Saturday, January 23, 2010

-Trip Report- Carter Notch: Being a Fat, Out of Shape Sweaty Mess Sucks (January 2008)

Carter Notch I- January 2008

My first backcountry ski trip was a debacle.  Gered and I attempted to ski up to Carter Notch, where our AMC hut reservations were waiting.

The post-trip box score would have read something like this:

Working against us:
1. Late start.
2. Overambitious plan.
3. Overdressed.
4. Kitchen sink in the backpack
5. Poor map reading skills
6. Wax....what's that for?
7. Ridiculously uneven trail

Working for us:
1. Enthusiasm

Did I also mention that I was completely out of shape.  I still hadn't found something to do in the "shoulder season" between mountain biking and skiing... well except for X-Box  and eating that is.

Enthusiasm and an extra pair of boots for the snowshoes.  Really?

It was no match.. Winter had it's way with us, and spit us out exhausted and defeated.

The plan seemed simple enough, take a little used backcountry trail up the back side of Carter from the area around Jackson, NH to the Carter Notch shelter.  Our path, Panther Brook Trail seemed to make a slow but steady climb until about a quarter mile below the shelter.  It was then a steep ascent to the top from there.  On the map anyway.

An alpine start in Boston had us on the road at 5am, but after dicking around in North Conway all morning we found ourselves pulling up to the gated off roadway, a mile short of our intended departure point at 11:00 am.

We suited up, throwing on all of our warm layers at the car.  After all, the temperature was struggling to get above 15 degrees

It was only a couple extra miles to our goal from the new trailhead.  Plenty of time, even with the late start, right?  Well maybe if we didn't immediately get lost.

                                            Hey Gered!  That's the wrong way!

Our detour took us the long way around, following the forest service roads to where they linked back up with the trail.  There was fresh snow on the trail, and combined with the exertion of dragging my skin lathered skis around, I was sweating like a pig.  A very out of shape pig.

Once off the road and onto the trail, our predicament only worsened.  The trail that gently sloped on the map, was really a battle of short ups and downs. It also snaked around trees,  over small brook crossings, and between rocks.  Yes, while there was a relative slow gain of elevation, it was the old two steps up and one step down to get there.

This involved jumping back and forth several times between skis with the skins attached and the snowshoes we had brought along.

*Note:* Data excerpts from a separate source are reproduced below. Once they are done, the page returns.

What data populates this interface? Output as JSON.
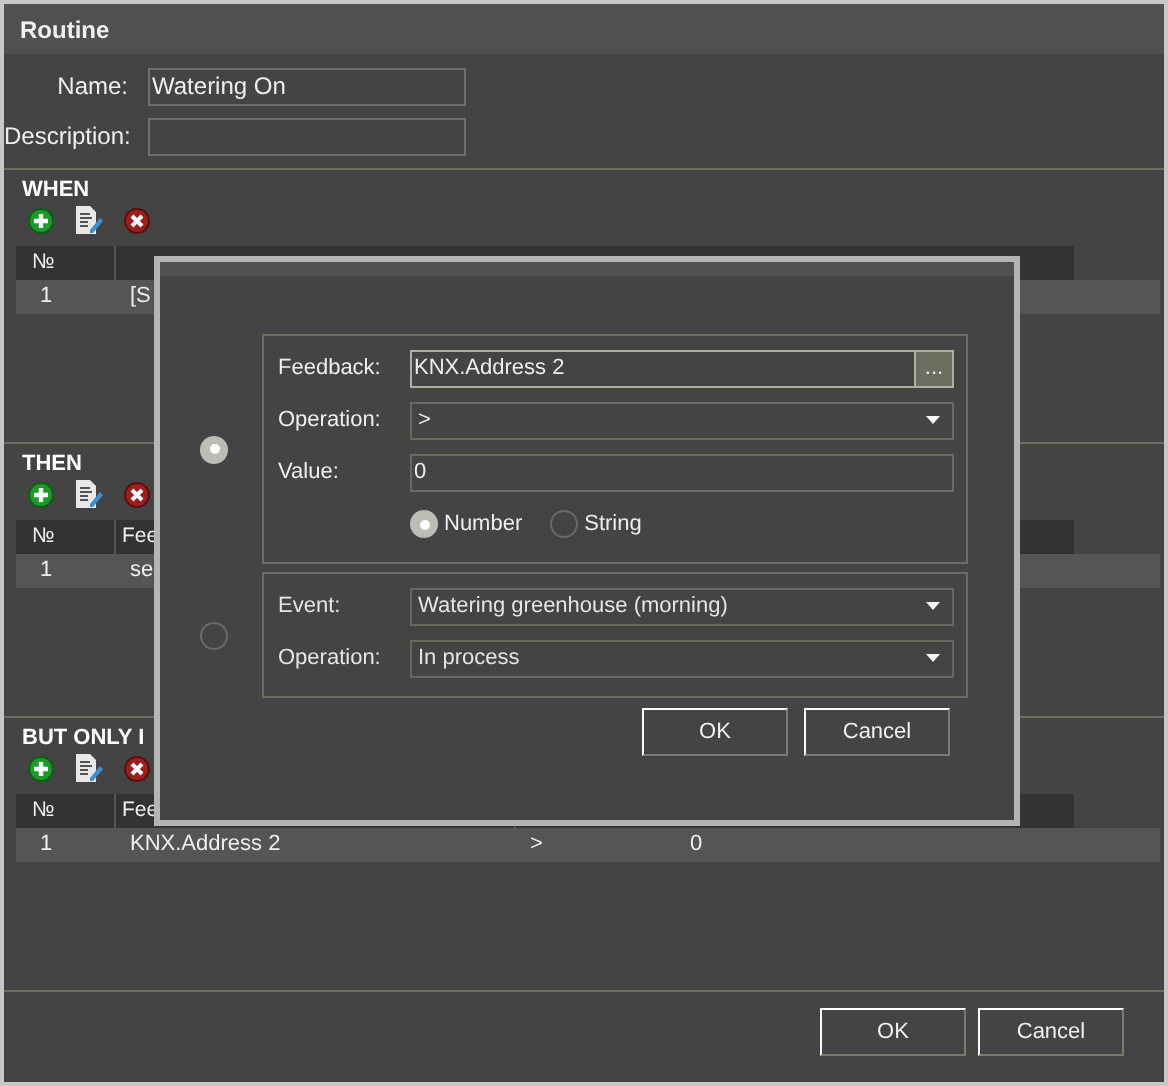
{
  "window": {
    "title": "Routine"
  },
  "name_field": {
    "label": "Name:",
    "value": "Watering On"
  },
  "description_field": {
    "label": "Description:"
  },
  "sections": [
    {
      "title": "WHEN",
      "columns": [
        "№"
      ],
      "rows": [
        [
          "1",
          "[S"
        ]
      ]
    },
    {
      "title": "THEN",
      "columns": [
        "№",
        "Fee"
      ],
      "rows": [
        [
          "1",
          "se"
        ]
      ]
    },
    {
      "title": "BUT ONLY I",
      "columns": [
        "№",
        "Fee"
      ],
      "rows": [
        [
          "1",
          "KNX.Address 2",
          ">",
          "0"
        ]
      ]
    }
  ],
  "buttons": [
    "OK",
    "Cancel"
  ],
  "dialog": {
    "options": [
      {
        "selected": true,
        "fields": [
          {
            "kind": "browse",
            "label": "Feedback:",
            "value": "KNX.Address 2",
            "button": "..."
          },
          {
            "kind": "dropdown",
            "label": "Operation:",
            "value": ">"
          },
          {
            "kind": "text",
            "label": "Value:",
            "value": "0"
          },
          {
            "kind": "radios",
            "choices": [
              {
                "label": "Number",
                "selected": true
              },
              {
                "label": "String",
                "selected": false
              }
            ]
          }
        ]
      },
      {
        "selected": false,
        "fields": [
          {
            "kind": "dropdown",
            "label": "Event:",
            "value": "Watering greenhouse (morning)"
          },
          {
            "kind": "dropdown",
            "label": "Operation:",
            "value": "In process"
          }
        ]
      }
    ],
    "buttons": [
      "OK",
      "Cancel"
    ]
  }
}
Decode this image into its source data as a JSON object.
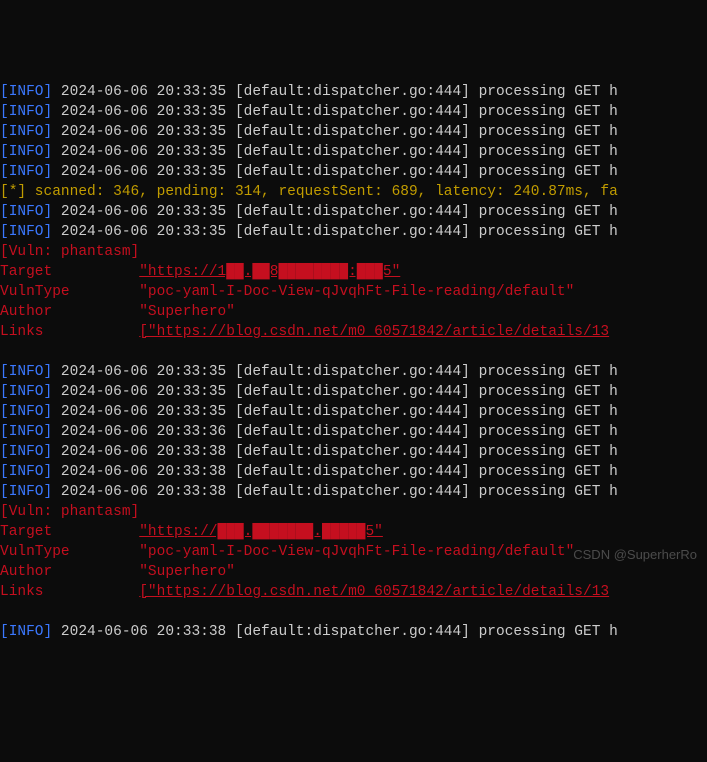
{
  "info_lines_1": [
    {
      "tag": "[INFO]",
      "ts": "2024-06-06 20:33:35",
      "src": "[default:dispatcher.go:444]",
      "msg": "processing GET h"
    },
    {
      "tag": "[INFO]",
      "ts": "2024-06-06 20:33:35",
      "src": "[default:dispatcher.go:444]",
      "msg": "processing GET h"
    },
    {
      "tag": "[INFO]",
      "ts": "2024-06-06 20:33:35",
      "src": "[default:dispatcher.go:444]",
      "msg": "processing GET h"
    },
    {
      "tag": "[INFO]",
      "ts": "2024-06-06 20:33:35",
      "src": "[default:dispatcher.go:444]",
      "msg": "processing GET h"
    },
    {
      "tag": "[INFO]",
      "ts": "2024-06-06 20:33:35",
      "src": "[default:dispatcher.go:444]",
      "msg": "processing GET h"
    }
  ],
  "stats": "[*] scanned: 346, pending: 314, requestSent: 689, latency: 240.87ms, fa",
  "info_lines_2": [
    {
      "tag": "[INFO]",
      "ts": "2024-06-06 20:33:35",
      "src": "[default:dispatcher.go:444]",
      "msg": "processing GET h"
    },
    {
      "tag": "[INFO]",
      "ts": "2024-06-06 20:33:35",
      "src": "[default:dispatcher.go:444]",
      "msg": "processing GET h"
    }
  ],
  "vuln_1": {
    "header": "[Vuln: phantasm]",
    "target_label": "Target          ",
    "target_value": "\"https://1██.██8████████:███5\"",
    "vulntype_label": "VulnType        ",
    "vulntype_value": "\"poc-yaml-I-Doc-View-qJvqhFt-File-reading/default\"",
    "author_label": "Author          ",
    "author_value": "\"Superhero\"",
    "links_label": "Links           ",
    "links_value": "[\"https://blog.csdn.net/m0_60571842/article/details/13"
  },
  "info_lines_3": [
    {
      "tag": "[INFO]",
      "ts": "2024-06-06 20:33:35",
      "src": "[default:dispatcher.go:444]",
      "msg": "processing GET h"
    },
    {
      "tag": "[INFO]",
      "ts": "2024-06-06 20:33:35",
      "src": "[default:dispatcher.go:444]",
      "msg": "processing GET h"
    },
    {
      "tag": "[INFO]",
      "ts": "2024-06-06 20:33:35",
      "src": "[default:dispatcher.go:444]",
      "msg": "processing GET h"
    },
    {
      "tag": "[INFO]",
      "ts": "2024-06-06 20:33:36",
      "src": "[default:dispatcher.go:444]",
      "msg": "processing GET h"
    },
    {
      "tag": "[INFO]",
      "ts": "2024-06-06 20:33:38",
      "src": "[default:dispatcher.go:444]",
      "msg": "processing GET h"
    },
    {
      "tag": "[INFO]",
      "ts": "2024-06-06 20:33:38",
      "src": "[default:dispatcher.go:444]",
      "msg": "processing GET h"
    },
    {
      "tag": "[INFO]",
      "ts": "2024-06-06 20:33:38",
      "src": "[default:dispatcher.go:444]",
      "msg": "processing GET h"
    }
  ],
  "vuln_2": {
    "header": "[Vuln: phantasm]",
    "target_label": "Target          ",
    "target_value": "\"https://███.███████.█████5\"",
    "vulntype_label": "VulnType        ",
    "vulntype_value": "\"poc-yaml-I-Doc-View-qJvqhFt-File-reading/default\"",
    "author_label": "Author          ",
    "author_value": "\"Superhero\"",
    "links_label": "Links           ",
    "links_value": "[\"https://blog.csdn.net/m0_60571842/article/details/13"
  },
  "info_lines_4": [
    {
      "tag": "[INFO]",
      "ts": "2024-06-06 20:33:38",
      "src": "[default:dispatcher.go:444]",
      "msg": "processing GET h"
    }
  ],
  "watermark": "CSDN @SuperherRo"
}
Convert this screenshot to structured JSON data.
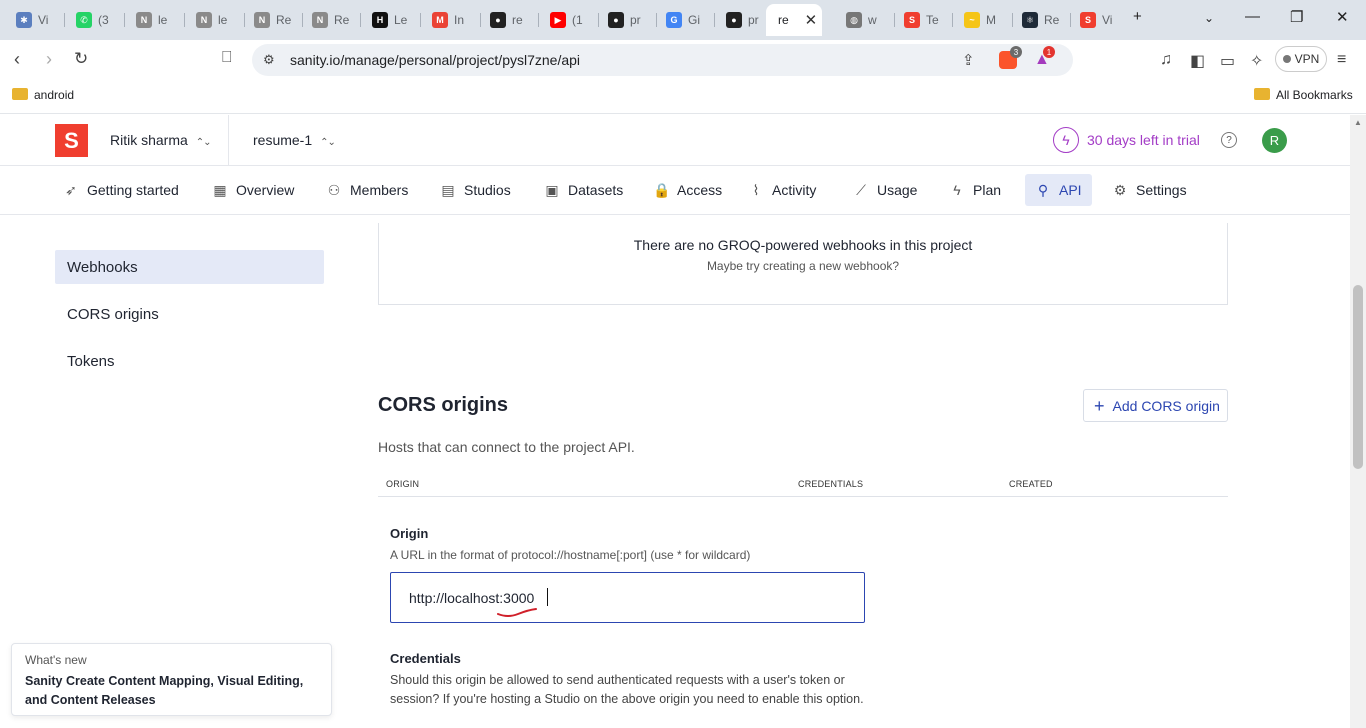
{
  "browser": {
    "tabs": [
      {
        "label": "Vi",
        "color": "#5b7fbf",
        "glyph": "✱"
      },
      {
        "label": "(3",
        "color": "#25d366",
        "glyph": "✆"
      },
      {
        "label": "le",
        "color": "#8a8a8a",
        "glyph": "N"
      },
      {
        "label": "le",
        "color": "#8a8a8a",
        "glyph": "N"
      },
      {
        "label": "Re",
        "color": "#8a8a8a",
        "glyph": "N"
      },
      {
        "label": "Re",
        "color": "#8a8a8a",
        "glyph": "N"
      },
      {
        "label": "Le",
        "color": "#111111",
        "glyph": "H"
      },
      {
        "label": "In",
        "color": "#ea4335",
        "glyph": "M"
      },
      {
        "label": "re",
        "color": "#222222",
        "glyph": "●"
      },
      {
        "label": "(1",
        "color": "#ff0000",
        "glyph": "▶"
      },
      {
        "label": "pr",
        "color": "#222222",
        "glyph": "●"
      },
      {
        "label": "Gi",
        "color": "#4285f4",
        "glyph": "G"
      },
      {
        "label": "pr",
        "color": "#222222",
        "glyph": "●"
      },
      {
        "label": "re",
        "color": "#ffffff",
        "glyph": ""
      },
      {
        "label": "w",
        "color": "#777777",
        "glyph": "◍"
      },
      {
        "label": "Te",
        "color": "#f03e2f",
        "glyph": "S"
      },
      {
        "label": "M",
        "color": "#f5c518",
        "glyph": "~"
      },
      {
        "label": "Re",
        "color": "#1e2a38",
        "glyph": "⚛"
      },
      {
        "label": "Vi",
        "color": "#f03e2f",
        "glyph": "S"
      }
    ],
    "active_tab_close": "✕",
    "new_tab": "+",
    "url": "sanity.io/manage/personal/project/pysl7zne/api",
    "brave_badge": "3",
    "alert_badge": "1",
    "vpn_label": "VPN",
    "bookmarks": {
      "left": "android",
      "right": "All Bookmarks"
    }
  },
  "app": {
    "logo_letter": "S",
    "org_name": "Ritik sharma",
    "project_name": "resume-1",
    "trial_text": "30 days left in trial",
    "avatar_initial": "R",
    "nav": [
      {
        "label": "Getting started",
        "icon": "rocket-icon",
        "glyph": "➶"
      },
      {
        "label": "Overview",
        "icon": "layout-icon",
        "glyph": "▦"
      },
      {
        "label": "Members",
        "icon": "users-icon",
        "glyph": "⚇"
      },
      {
        "label": "Studios",
        "icon": "studios-icon",
        "glyph": "▤"
      },
      {
        "label": "Datasets",
        "icon": "database-icon",
        "glyph": "▣"
      },
      {
        "label": "Access",
        "icon": "lock-icon",
        "glyph": "🔒"
      },
      {
        "label": "Activity",
        "icon": "activity-icon",
        "glyph": "⌇"
      },
      {
        "label": "Usage",
        "icon": "chart-icon",
        "glyph": "⟋"
      },
      {
        "label": "Plan",
        "icon": "bolt-icon",
        "glyph": "ϟ"
      },
      {
        "label": "API",
        "icon": "plug-icon",
        "glyph": "⚲"
      },
      {
        "label": "Settings",
        "icon": "gear-icon",
        "glyph": "⚙"
      }
    ],
    "active_nav": "API",
    "sidebar": [
      {
        "label": "Webhooks"
      },
      {
        "label": "CORS origins"
      },
      {
        "label": "Tokens"
      }
    ],
    "webhooks": {
      "empty_title": "There are no GROQ-powered webhooks in this project",
      "empty_hint": "Maybe try creating a new webhook?"
    },
    "cors": {
      "title": "CORS origins",
      "add_button": "Add CORS origin",
      "subtitle": "Hosts that can connect to the project API.",
      "columns": [
        "ORIGIN",
        "CREDENTIALS",
        "CREATED"
      ],
      "origin_label": "Origin",
      "origin_help": "A URL in the format of protocol://hostname[:port] (use * for wildcard)",
      "origin_value": "http://localhost:3000",
      "credentials_label": "Credentials",
      "credentials_help": "Should this origin be allowed to send authenticated requests with a user's token or session? If you're hosting a Studio on the above origin you need to enable this option."
    },
    "whats_new": {
      "kicker": "What's new",
      "headline": "Sanity Create Content Mapping, Visual Editing, and Content Releases"
    }
  },
  "colors": {
    "accent": "#2c46b1",
    "brand": "#f03e2f",
    "trial": "#a33cc6"
  }
}
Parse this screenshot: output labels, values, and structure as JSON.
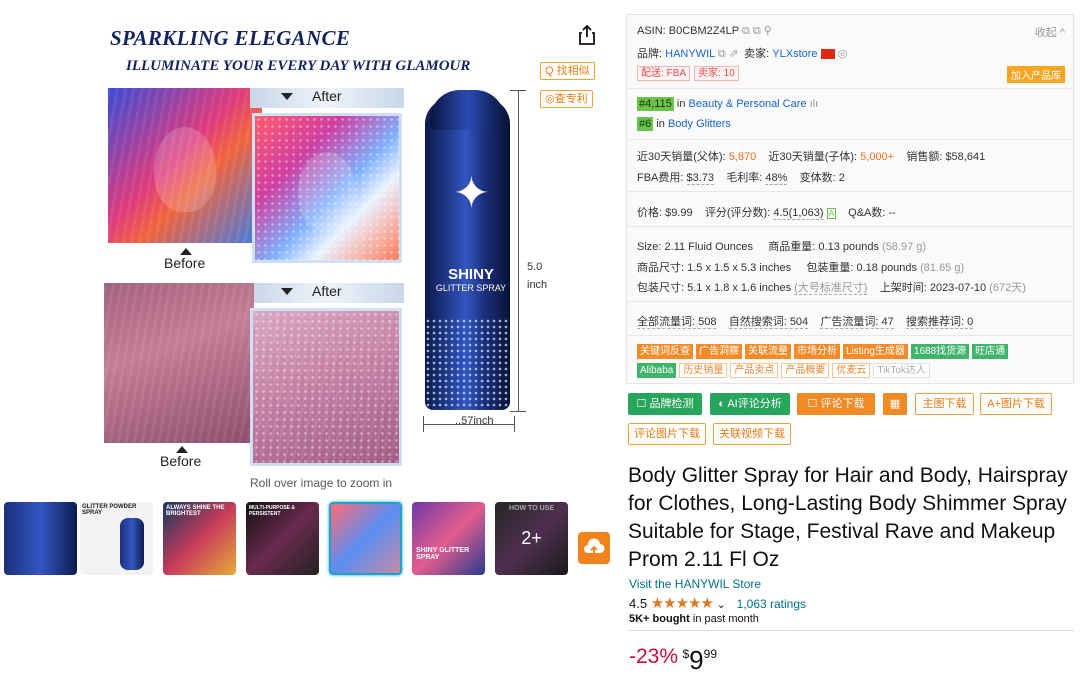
{
  "image": {
    "headline": "SPARKLING ELEGANCE",
    "subheadline": "ILLUMINATE YOUR EVERY DAY WITH GLAMOUR",
    "before_label": "Before",
    "after_label": "After",
    "can_brand": "SHINY",
    "can_product": "GLITTER SPRAY",
    "height_dim": "5.0",
    "height_unit": "inch",
    "width_dim": "..57inch",
    "zoom_hint": "Roll over image to zoom in",
    "find_similar": "Q 找相似",
    "check_patent": "◎查专利"
  },
  "thumbnails": [
    {
      "name": "thumb-1",
      "caption": ""
    },
    {
      "name": "thumb-2",
      "caption": "GLITTER POWDER SPRAY"
    },
    {
      "name": "thumb-3",
      "caption": "ALWAYS SHINE THE BRIGHTEST"
    },
    {
      "name": "thumb-4",
      "caption": "MULTI-PURPOSE & PERSISTENT"
    },
    {
      "name": "thumb-5",
      "caption": ""
    },
    {
      "name": "thumb-6",
      "caption": "SHINY GLITTER SPRAY"
    },
    {
      "name": "thumb-7",
      "caption": "HOW TO USE",
      "overlay": "2+"
    }
  ],
  "panel": {
    "asin_label": "ASIN: B0CBM2Z4LP",
    "collapse": "收起 ^",
    "brand_label": "品牌:",
    "brand_value": "HANYWIL",
    "seller_label": "卖家:",
    "seller_value": "YLXstore",
    "fba_tag": "配送: FBA",
    "seller_count_tag": "卖家: 10",
    "add_to_lib": "加入产品库",
    "rank1_num": "#4,115",
    "rank1_in": "in",
    "rank1_cat": "Beauty & Personal Care",
    "rank2_num": "#6",
    "rank2_in": "in",
    "rank2_cat": "Body Glitters",
    "sales30_parent_label": "近30天销量(父体):",
    "sales30_parent": "5,870",
    "sales30_child_label": "近30天销量(子体):",
    "sales30_child": "5,000+",
    "revenue": "销售额: $58,641",
    "fba_fee_label": "FBA费用:",
    "fba_fee": "$3.73",
    "margin_label": "毛利率:",
    "margin": "48%",
    "variants": "变体数: 2",
    "price_label": "价格:",
    "price": "$9.99",
    "rating_label": "评分(评分数):",
    "rating": "4.5(1,063)",
    "qa": "Q&A数: --",
    "size_label": "Size:",
    "size": "2.11 Fluid Ounces",
    "weight_label": "商品重量:",
    "weight": "0.13 pounds",
    "weight_g": "(58.97 g)",
    "dims_label": "商品尺寸:",
    "dims": "1.5 x 1.5 x 5.3 inches",
    "pkg_weight_label": "包装重量:",
    "pkg_weight": "0.18 pounds",
    "pkg_weight_g": "(81.65 g)",
    "pkg_dims_label": "包装尺寸:",
    "pkg_dims": "5.1 x 1.8 x 1.6 inches",
    "pkg_dims_note": "(大号标准尺寸)",
    "listed_label": "上架时间:",
    "listed": "2023-07-10",
    "listed_days": "(672天)",
    "traffic_total": "全部流量词: 508",
    "traffic_natural": "自然搜索词: 504",
    "traffic_ad": "广告流量词: 47",
    "traffic_rec": "搜索推荐词: 0",
    "tools_row1": [
      {
        "label": "关键词反查",
        "style": "orange"
      },
      {
        "label": "广告洞察",
        "style": "orange"
      },
      {
        "label": "关联流量",
        "style": "orange"
      },
      {
        "label": "市场分析",
        "style": "orange"
      },
      {
        "label": "Listing生成器",
        "style": "orange"
      },
      {
        "label": "1688找货源",
        "style": "green"
      },
      {
        "label": "旺店通",
        "style": "green"
      }
    ],
    "tools_row2": [
      {
        "label": "Alibaba",
        "style": "green"
      },
      {
        "label": "历史销量",
        "style": "outline"
      },
      {
        "label": "产品卖点",
        "style": "outline"
      },
      {
        "label": "产品概要",
        "style": "outline"
      },
      {
        "label": "优麦云",
        "style": "outline"
      },
      {
        "label": "TikTok达人",
        "style": "outline-gray"
      }
    ]
  },
  "actions": {
    "brand_check": "☐ 品牌检测",
    "ai_review": "◐ AI评论分析",
    "review_download": "☐ 评论下载",
    "main_img_download": "主图下载",
    "aplus_download": "A+图片下载",
    "review_img_download": "评论图片下载",
    "video_download": "关联视频下载"
  },
  "product": {
    "title": "Body Glitter Spray for Hair and Body, Hairspray for Clothes, Long-Lasting Body Shimmer Spray Suitable for Stage, Festival Rave and Makeup Prom 2.11 Fl Oz",
    "store": "Visit the HANYWIL Store",
    "rating_value": "4.5",
    "stars": "★★★★★",
    "ratings_count": "1,063 ratings",
    "bought_bold": "5K+ bought",
    "bought_rest": "in past month",
    "discount": "-23%",
    "currency": "$",
    "price_whole": "9",
    "price_fraction": "99"
  },
  "colors": {
    "accent_orange": "#f08a24",
    "accent_green": "#26a65b",
    "link_blue": "#1a64c9",
    "amazon_link": "#007185",
    "discount_red": "#cc0c39",
    "star": "#de7921"
  }
}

By three thirty in the afternoon it was clear that we had completely overestimated our progress.  We were still short of a trail junction that we should have hit hours ago.  Exhausted, wet, and cold, we realized that we would still need energy for the last quarter mile up the ridge to the Carter lodge.  All the coffee I had drunk that morning also suddenly caught up with me.

So we put our tail between our legs, and started our retreat to the truck.

Gered, a telemark skier, ditched the skins from his skis and cruised right along the forest roads.  I also ditched my skins, but with no traction it was like trying to move across a room on a Nordic-Trac machine.  I slowly inched along, essentially cross-country skiing in place.

The last couple of miles were under a full moon, and we arrived at the truck several hours after dark.

We managed, however, to keep the weekend from being a total loss.  The next day we skinned up to Hojo's near Tuckerman's Ravine, and skied the Sherburne Trail back down.   On the trip up we applied some of our first lessons:  pack only what you need, start cold and pull the warm layers out after you stop.

Temperatures below zero with a stiff wind made our stop at the top a short one.  It also, however, kept the crowds off the trail and powder abounded.



  1. Love the story...I think most of us been there at one time or another! Kudos to great decision making skills!

    1. Ahh.. the happy memories of being completely spent, soaked, cold and having to take a serious dump in the middle of the woods. Obviously,I was immediately hooked on backcountry skiing.